Smith and Berry in 1856, and Berry and Carlton in 1857, were following strict instructions. The “Manual of Surveying,” first published in 1850, required them to note, among many other features and data, “roads and trails, with their directions, whence and whither.” They dutifully complied with the instructions, and in so doing they preserved historic evidence of an important cultural resource: the network of historic Native trails across the peninsula that predated the arrival of settlers.

Local archaeologist and anthropologist Lynn Larson said that, even though the Native people on the shores of Puget Sound traveled primarily by sea, they followed and adapted animal trails to send messages and to hunt, pick berries, collect firewood, gather sedge and other plant resources along wetlands for basket making, and cut down trees they would carve into canoes. Several accounts also suggest that canoe portage trails had existed between Carr and Case Inlets, for example between Vaughn and Glen Cove.

In “The Puyallup-Nisqually” (1940), her study of the abandoned cultures of south Puget Sound, anthropologist Marian Smith lists two villages in Case Inlet in the 1800s, home to the Squaxin and located at the head of the inlet near Allyn and Grapeview. On the shores at the north end of Carr Inlet Smith mentions villages at the head of Burley Lagoon, at Minter and in Glen Cove, where the S’Hotlemamish lived.

The Squaxin and the Minter people were connected by strong family ties. Jerry Meeker (1862-1955), whose father was a member of the Puyallup tribe and whose mother was from Minter, remembered that “Squaxin Indians and Minter were more related than anybody ‘round here.” That connection suggests that the trails, particularly the one connecting the head of Case Inlet and Minter, were used regularly and were established enough to be noticed by the surveyors.

In the decades that passed between the years when the surveyors and their teams took the measure of the Key Peninsula and when Elgin-Clifton Road was built, the land was transformed.
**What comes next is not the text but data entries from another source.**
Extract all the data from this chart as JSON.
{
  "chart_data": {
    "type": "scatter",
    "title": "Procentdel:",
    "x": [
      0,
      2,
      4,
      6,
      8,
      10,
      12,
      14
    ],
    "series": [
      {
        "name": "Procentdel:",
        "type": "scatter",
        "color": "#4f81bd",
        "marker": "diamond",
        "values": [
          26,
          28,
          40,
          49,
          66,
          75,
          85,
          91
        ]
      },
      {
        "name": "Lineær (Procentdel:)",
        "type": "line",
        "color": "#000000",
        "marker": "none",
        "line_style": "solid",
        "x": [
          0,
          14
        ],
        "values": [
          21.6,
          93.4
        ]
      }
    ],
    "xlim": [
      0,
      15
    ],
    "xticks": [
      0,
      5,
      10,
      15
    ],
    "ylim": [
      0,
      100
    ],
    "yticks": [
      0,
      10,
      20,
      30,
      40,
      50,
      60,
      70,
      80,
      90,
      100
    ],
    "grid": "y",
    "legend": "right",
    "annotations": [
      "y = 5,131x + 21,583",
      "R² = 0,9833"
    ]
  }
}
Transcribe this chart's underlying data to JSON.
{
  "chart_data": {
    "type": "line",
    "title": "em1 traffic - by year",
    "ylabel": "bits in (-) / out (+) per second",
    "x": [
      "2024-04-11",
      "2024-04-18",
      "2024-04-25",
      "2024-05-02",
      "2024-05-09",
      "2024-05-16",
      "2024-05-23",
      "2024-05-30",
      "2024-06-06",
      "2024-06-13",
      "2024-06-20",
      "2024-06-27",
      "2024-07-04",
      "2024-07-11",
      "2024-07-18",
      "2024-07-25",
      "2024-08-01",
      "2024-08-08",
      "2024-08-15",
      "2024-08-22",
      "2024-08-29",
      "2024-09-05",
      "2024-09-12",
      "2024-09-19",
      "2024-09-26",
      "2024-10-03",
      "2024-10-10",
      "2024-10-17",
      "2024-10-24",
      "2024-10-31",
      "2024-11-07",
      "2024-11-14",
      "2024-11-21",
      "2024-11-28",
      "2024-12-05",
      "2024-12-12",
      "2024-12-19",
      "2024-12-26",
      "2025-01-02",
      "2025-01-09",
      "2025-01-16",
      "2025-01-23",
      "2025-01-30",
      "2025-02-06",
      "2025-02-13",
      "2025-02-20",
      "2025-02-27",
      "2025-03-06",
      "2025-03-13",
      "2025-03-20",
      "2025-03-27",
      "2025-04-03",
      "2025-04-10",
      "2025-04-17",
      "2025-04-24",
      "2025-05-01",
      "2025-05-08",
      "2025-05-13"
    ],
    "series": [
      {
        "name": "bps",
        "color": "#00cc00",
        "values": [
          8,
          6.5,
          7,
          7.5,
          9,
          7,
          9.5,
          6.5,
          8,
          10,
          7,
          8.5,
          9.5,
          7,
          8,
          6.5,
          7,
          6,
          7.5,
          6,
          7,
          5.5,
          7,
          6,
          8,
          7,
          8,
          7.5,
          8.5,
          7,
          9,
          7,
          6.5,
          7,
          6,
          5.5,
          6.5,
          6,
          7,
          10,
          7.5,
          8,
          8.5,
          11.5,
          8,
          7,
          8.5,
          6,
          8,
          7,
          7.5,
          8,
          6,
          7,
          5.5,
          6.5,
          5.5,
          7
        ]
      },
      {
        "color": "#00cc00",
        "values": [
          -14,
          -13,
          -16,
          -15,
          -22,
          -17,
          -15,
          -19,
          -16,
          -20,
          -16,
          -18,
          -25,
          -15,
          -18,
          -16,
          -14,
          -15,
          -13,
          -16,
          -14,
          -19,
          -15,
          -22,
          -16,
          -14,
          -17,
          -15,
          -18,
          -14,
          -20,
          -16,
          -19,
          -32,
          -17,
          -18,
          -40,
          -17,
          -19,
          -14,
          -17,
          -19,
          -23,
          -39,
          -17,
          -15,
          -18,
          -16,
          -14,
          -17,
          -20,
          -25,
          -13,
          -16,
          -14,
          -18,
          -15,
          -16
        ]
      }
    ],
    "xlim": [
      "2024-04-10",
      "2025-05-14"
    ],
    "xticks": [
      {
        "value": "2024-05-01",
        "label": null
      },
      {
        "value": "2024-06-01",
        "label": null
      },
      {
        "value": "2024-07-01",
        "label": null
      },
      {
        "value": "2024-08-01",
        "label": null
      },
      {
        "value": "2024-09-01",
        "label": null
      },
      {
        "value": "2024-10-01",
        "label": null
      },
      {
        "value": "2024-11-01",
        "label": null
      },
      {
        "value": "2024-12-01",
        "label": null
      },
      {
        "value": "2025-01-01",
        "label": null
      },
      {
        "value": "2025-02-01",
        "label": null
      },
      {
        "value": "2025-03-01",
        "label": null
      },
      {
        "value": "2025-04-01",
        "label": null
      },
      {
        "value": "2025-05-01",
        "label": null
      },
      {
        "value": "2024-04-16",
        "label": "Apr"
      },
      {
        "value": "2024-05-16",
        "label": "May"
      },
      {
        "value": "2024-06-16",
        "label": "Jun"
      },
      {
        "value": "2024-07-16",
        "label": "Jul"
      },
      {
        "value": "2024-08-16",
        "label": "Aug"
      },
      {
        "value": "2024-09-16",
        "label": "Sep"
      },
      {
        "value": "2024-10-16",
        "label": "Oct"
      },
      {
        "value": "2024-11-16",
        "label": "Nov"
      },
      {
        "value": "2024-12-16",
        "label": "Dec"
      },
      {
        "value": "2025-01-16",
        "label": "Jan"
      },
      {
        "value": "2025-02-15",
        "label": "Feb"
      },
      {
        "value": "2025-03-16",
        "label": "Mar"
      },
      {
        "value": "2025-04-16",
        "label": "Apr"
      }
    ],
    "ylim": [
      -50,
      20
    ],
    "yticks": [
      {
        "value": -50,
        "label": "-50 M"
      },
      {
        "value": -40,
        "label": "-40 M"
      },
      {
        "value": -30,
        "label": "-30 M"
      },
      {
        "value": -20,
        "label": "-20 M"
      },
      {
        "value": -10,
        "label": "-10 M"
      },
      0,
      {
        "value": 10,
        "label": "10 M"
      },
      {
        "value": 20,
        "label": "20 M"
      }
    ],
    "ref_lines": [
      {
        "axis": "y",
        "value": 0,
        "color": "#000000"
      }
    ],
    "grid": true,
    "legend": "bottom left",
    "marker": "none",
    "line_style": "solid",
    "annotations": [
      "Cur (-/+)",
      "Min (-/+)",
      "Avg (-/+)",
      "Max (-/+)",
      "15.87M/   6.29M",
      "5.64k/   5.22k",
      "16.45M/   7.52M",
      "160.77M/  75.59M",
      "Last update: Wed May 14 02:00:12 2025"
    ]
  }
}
Arriving settlers logged and farmed it, and an entirely new web of social and economic activity came to define the country. Native villages were slowly abandoned and their people removed in a painful process only now beginning to be understood.

Settlers likely continued to use historic trails until patterns of land use and ownership followed in the early 1900s by the arrival of the automobile made them unusable or obsolete. County surveyors and engineers probably based their alignment of Elgin-Clifton Road and later revised it as much on those cultural factors as they did on terrain and topography. But the plats from the 1850s show that the Squaxin, the people of Minter and those in neighboring villages had been there first, establishing a network of trails in response to cultural needs but also terrain and topography.

In an ironic and poignant twist, evidence of a key part of that culture and its connection to the present day was preserved by surveyors sent by a nation anxious to measure and appropriate their land.